Our University – Budget Challenges

Universities all over the United States are wrestling with budget challenges unequaled since the early eighties.  There is a tendency in times like these to say, ‘What can we do differently?” or “How can we stay afloat?” Answers outside the response, “Focus on fundamental mission” are wrong, misguided, and short- sighted.

Never change mission as a response to a crisis.  It is weakness, not strength. Change mission as a heartfelt response to sense of purpose, not an empty checkbook.  One response is leadership, the other laziness.  Rather, focus every ounce of determination and commitment of the institution on primary mission.

Universities and other post-secondary educational institutions should be shedding activities that do not support primary mission, not holding on to them as misguided public service.  The pinnacle of public service is excellence.  That will create more jobs, and provide a greater return-on-investment than anything else a research university can do.  

In tough economies the value of devotion to mission is elevated, not diminished. 

Reducing standards to attract students and pay bills should never be an option for a national research university.  Baccalaureate degrees at community colleges depart from their real purpose and are extraneous.  Jobs and local issues should prevail, not expansion of mission into areas outside the interests of taxpayers who pay the freight through tax levies.  Likewise, universities that commit unnecessary resources to college preparatory work and remediation are wading into the waters of the community colleges.
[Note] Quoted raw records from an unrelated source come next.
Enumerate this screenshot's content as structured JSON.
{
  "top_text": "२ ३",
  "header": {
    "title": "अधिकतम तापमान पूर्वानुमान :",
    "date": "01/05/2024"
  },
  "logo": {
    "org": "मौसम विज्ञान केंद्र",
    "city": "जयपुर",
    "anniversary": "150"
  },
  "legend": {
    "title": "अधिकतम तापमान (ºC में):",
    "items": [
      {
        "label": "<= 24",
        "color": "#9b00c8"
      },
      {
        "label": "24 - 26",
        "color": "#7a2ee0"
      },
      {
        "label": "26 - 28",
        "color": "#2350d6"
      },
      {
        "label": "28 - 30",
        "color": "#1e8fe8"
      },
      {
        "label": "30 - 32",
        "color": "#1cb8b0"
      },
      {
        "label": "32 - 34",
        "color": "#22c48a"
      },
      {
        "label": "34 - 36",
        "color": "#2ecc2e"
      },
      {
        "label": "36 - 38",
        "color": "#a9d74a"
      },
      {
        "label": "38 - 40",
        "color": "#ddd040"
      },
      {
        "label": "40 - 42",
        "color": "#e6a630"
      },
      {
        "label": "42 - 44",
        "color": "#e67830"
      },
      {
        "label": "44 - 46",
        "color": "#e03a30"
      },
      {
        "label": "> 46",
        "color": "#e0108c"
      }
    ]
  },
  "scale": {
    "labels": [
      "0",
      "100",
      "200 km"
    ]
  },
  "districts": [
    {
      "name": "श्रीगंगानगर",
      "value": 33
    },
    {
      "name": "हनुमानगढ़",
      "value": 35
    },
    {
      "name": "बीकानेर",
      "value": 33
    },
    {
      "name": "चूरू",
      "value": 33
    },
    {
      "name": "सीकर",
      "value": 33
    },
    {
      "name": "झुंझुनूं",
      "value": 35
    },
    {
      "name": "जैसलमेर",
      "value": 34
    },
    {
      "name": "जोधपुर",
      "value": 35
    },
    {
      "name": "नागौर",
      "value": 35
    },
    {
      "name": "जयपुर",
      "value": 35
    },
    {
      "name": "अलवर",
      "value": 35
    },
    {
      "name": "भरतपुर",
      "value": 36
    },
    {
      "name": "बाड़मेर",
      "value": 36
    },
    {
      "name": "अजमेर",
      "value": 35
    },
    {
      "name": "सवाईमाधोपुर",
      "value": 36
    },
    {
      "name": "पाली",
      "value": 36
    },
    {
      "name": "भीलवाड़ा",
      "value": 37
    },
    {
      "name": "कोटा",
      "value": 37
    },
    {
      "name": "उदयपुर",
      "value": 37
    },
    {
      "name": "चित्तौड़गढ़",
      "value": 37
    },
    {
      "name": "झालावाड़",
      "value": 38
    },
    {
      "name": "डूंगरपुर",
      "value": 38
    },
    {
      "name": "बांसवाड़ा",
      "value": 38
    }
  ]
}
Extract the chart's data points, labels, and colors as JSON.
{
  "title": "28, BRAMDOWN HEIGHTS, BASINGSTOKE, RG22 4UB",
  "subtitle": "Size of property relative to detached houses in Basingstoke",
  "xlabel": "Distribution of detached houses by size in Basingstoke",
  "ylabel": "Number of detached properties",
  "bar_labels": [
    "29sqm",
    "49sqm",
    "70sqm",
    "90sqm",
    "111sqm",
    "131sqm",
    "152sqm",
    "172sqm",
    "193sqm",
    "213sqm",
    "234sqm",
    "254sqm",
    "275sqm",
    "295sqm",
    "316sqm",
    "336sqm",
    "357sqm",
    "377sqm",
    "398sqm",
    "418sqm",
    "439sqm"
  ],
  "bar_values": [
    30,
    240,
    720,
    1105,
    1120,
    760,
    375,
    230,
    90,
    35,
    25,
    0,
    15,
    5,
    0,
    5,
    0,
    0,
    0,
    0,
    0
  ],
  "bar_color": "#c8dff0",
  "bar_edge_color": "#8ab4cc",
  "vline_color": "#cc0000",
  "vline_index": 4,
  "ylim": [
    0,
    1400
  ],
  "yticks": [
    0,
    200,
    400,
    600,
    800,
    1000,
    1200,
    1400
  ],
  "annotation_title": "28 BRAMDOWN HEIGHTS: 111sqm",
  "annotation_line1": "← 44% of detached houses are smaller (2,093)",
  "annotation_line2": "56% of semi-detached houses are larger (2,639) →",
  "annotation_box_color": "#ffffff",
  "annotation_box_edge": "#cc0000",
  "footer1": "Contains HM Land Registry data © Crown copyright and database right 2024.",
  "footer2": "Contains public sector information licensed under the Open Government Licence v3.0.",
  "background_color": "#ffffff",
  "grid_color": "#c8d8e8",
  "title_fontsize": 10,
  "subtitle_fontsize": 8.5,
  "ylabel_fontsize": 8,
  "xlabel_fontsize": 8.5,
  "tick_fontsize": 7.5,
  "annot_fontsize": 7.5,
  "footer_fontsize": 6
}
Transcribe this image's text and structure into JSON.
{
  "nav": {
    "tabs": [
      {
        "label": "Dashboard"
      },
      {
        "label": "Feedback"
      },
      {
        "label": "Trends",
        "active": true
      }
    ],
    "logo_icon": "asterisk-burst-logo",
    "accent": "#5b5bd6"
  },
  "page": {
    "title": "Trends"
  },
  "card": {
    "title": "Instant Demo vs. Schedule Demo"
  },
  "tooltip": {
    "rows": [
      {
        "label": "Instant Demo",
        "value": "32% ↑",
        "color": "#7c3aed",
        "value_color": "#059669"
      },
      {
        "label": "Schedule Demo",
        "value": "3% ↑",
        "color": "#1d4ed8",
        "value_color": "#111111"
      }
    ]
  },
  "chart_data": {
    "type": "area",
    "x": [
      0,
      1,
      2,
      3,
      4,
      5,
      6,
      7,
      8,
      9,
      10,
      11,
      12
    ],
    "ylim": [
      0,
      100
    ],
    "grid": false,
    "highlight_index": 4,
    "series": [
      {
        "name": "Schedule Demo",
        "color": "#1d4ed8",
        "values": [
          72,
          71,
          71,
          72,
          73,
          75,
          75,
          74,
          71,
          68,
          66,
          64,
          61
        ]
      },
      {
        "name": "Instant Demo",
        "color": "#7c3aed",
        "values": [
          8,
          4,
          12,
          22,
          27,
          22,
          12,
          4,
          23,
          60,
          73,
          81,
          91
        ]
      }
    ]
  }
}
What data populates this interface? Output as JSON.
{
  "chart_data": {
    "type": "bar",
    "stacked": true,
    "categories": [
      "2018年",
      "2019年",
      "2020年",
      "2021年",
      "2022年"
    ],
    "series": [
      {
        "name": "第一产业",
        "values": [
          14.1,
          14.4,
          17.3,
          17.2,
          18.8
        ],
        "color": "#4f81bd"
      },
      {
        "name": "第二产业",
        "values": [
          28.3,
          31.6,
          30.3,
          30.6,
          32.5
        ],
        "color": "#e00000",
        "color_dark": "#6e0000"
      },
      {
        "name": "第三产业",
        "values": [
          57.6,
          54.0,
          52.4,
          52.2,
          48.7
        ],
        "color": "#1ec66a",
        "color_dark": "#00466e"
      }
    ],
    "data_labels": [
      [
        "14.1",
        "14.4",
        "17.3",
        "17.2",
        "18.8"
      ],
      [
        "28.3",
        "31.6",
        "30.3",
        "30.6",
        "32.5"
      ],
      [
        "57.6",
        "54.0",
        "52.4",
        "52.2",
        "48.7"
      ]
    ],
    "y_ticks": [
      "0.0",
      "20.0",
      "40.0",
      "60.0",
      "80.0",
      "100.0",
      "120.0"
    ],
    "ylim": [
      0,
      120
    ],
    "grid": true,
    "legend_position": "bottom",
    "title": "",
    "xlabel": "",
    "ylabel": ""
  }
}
The correct path is tenacious focus.   

In states with the greatest fiscal challenges, this is not a revelation.  A recent Pew study finds California, Rhode Island, Michigan, Oregon, Nevada, Florida, New Jersey, Illinois and Wisconsin are a fiscal mess of  misappropriation, mismanagement and misplaced priorities.  Even the Terminator knows it.

The horse has been out of the barn for a long time.  Many universities have been a decade without state budgetary increases.  Resources to respond to rising labor and materials costs have been born by higher tuition and fees, although everyone rails against rising costs in higher education. 

Alert universities have initiated private fundraising efforts and research support to soften the blow of budget reductions.

We should be looking ahead, not waiting until the crisis demands what cannot be given.  Following the lead of Wall Street instead of Main Street defies logic, common sense, and prudence.  It is only astute politically and, as we see from current events, that spurious logic prevails only for a season.  Do not give what you do not have.  Make sure your priorities are squarely on target and pursue mission with dogged perseverance.

For those post-secondary institutions that stay true to purpose, there will be light at the end of the tunnel and it will not be from an oncoming train.

Focus is a challenging task in the best of times for the drift in mission as institutions scramble to be all things to all people. 

Focus is an impossible task for organizations that lack vision, leadership insight and a thoughtful, business-like exercise of responsibility. 

This is a serious commitment and it is not for the faint at heart.  It takes a passion for the long haul and big ideas in the face of seemingly insurmountable challenges.   Oliver Wendell Holmes accounted for it this way, “The greatest thing in the world is not so much where we are, but in what direction we are moving”.

One thought on “Our University – Budget Challenges

  1. Dr. Wendler:
    I certainly enjoy your articles which are published in our local paper. You, very succintly, explain every topic you write about. My wife and I are both graduates of SIU with graduate degrees and spent our careers teaching in the local public schools. My 20 years as a school administrator allowed me to be involved in many educational inovations. When we attended SIU there was much more respect for the administration and faculty than what we see today on the SIU campus. I really believe the current administration has become so political that the mission of the University has been compromised. I am not convinced a politician can successfully lead a major University and stay focused on the students welfare and the mission of the University. Best wishes to you.